Capital outflow from Africa and other poor regions is colossal, much of it from siphoning off the loot from corruption or just plain theft. Some African leaders would be in the Guinness Book of Records for the sheer size of their thieving. Mobutu, for example, is reckoned to have purloined  every cent of American aid sent to the Congo on his watch. They are kleptocrats on an industrial scale.
 
But much of it is legitimate through transfer pricing. This is the shifting of money from one tax jurisdiction to another. Profits are moved from high tax regimes to low tax and vice versa for losses. There is little difficulty in posting losses due to massaged pricing of goods and services. Starbucks achieve this by charging a licence fee to its subsidiaries; Macquarie by hitting its M6 toll road subsidiary with interest no less than 16% on the money loaned to build the motorway.
 
It is estimated  that $1.35 trillion has been leached from Africa. It is about the equivalent of the whole of foreign aid.
 
So will Dave’s efforts bear fruit?
 
They will demand a huge data collection exercise in which countries will have to process information about company ownerships, and they will need to uncover the beneficial owners, as well as ‘legal’ ownership. This is not yet done in the UK, and the US Federal Government is hamstrung because jurisdiction belongs to the states, and there is no way that Delaware and Nevada are going to buy it.
 
Then the data will have to be shared with all the countries involved.
 
The law of unintended consequences may kick in here.

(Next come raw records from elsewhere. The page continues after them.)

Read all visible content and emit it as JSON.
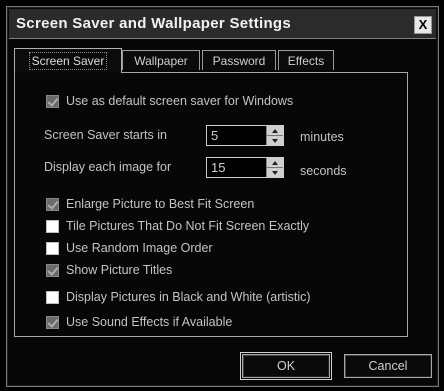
{
  "window": {
    "title": "Screen Saver and Wallpaper Settings",
    "close_label": "X"
  },
  "tabs": [
    {
      "label": "Screen Saver",
      "active": true
    },
    {
      "label": "Wallpaper",
      "active": false
    },
    {
      "label": "Password",
      "active": false
    },
    {
      "label": "Effects",
      "active": false
    }
  ],
  "screen_saver": {
    "use_default": {
      "label": "Use as default screen saver for Windows",
      "checked": true
    },
    "starts_in": {
      "label": "Screen Saver starts in",
      "value": "5",
      "unit": "minutes"
    },
    "display_each": {
      "label": "Display each image for",
      "value": "15",
      "unit": "seconds"
    },
    "options": [
      {
        "label": "Enlarge Picture to Best Fit Screen",
        "checked": true
      },
      {
        "label": "Tile Pictures That Do Not Fit Screen Exactly",
        "checked": false
      },
      {
        "label": "Use Random Image Order",
        "checked": false
      },
      {
        "label": "Show Picture Titles",
        "checked": true
      },
      {
        "label": "Display Pictures in Black and White (artistic)",
        "checked": false
      },
      {
        "label": "Use Sound Effects if Available",
        "checked": true
      }
    ]
  },
  "buttons": {
    "ok": "OK",
    "cancel": "Cancel"
  }
}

The effect of cracking down on territories that rely almost entirely on off-shore banking may turn them into economic basket cases, leaving Britain to rescue the Caymans, BVI and others with UK taxpayers’ money. The banks themselves are likely to relocate to Singapore, Hong Kong, Korea, Panama and similar jurisdictions that already have well-established facilities and which will not play ball.
 
Of course, Dave might well lower his sights and start at home in the epicentre of tax-avoidance, the City of London. Floating a company with bearer shares is a simple way of hiding the stash. He could make these illegal, as is the case in that well-known tax-shelter, the Isle of Man. He could take a long hard look at limited liability partnerships which are a vehicle for abuse.
 
But then Dave never misses an opportunity to miss an opportunity.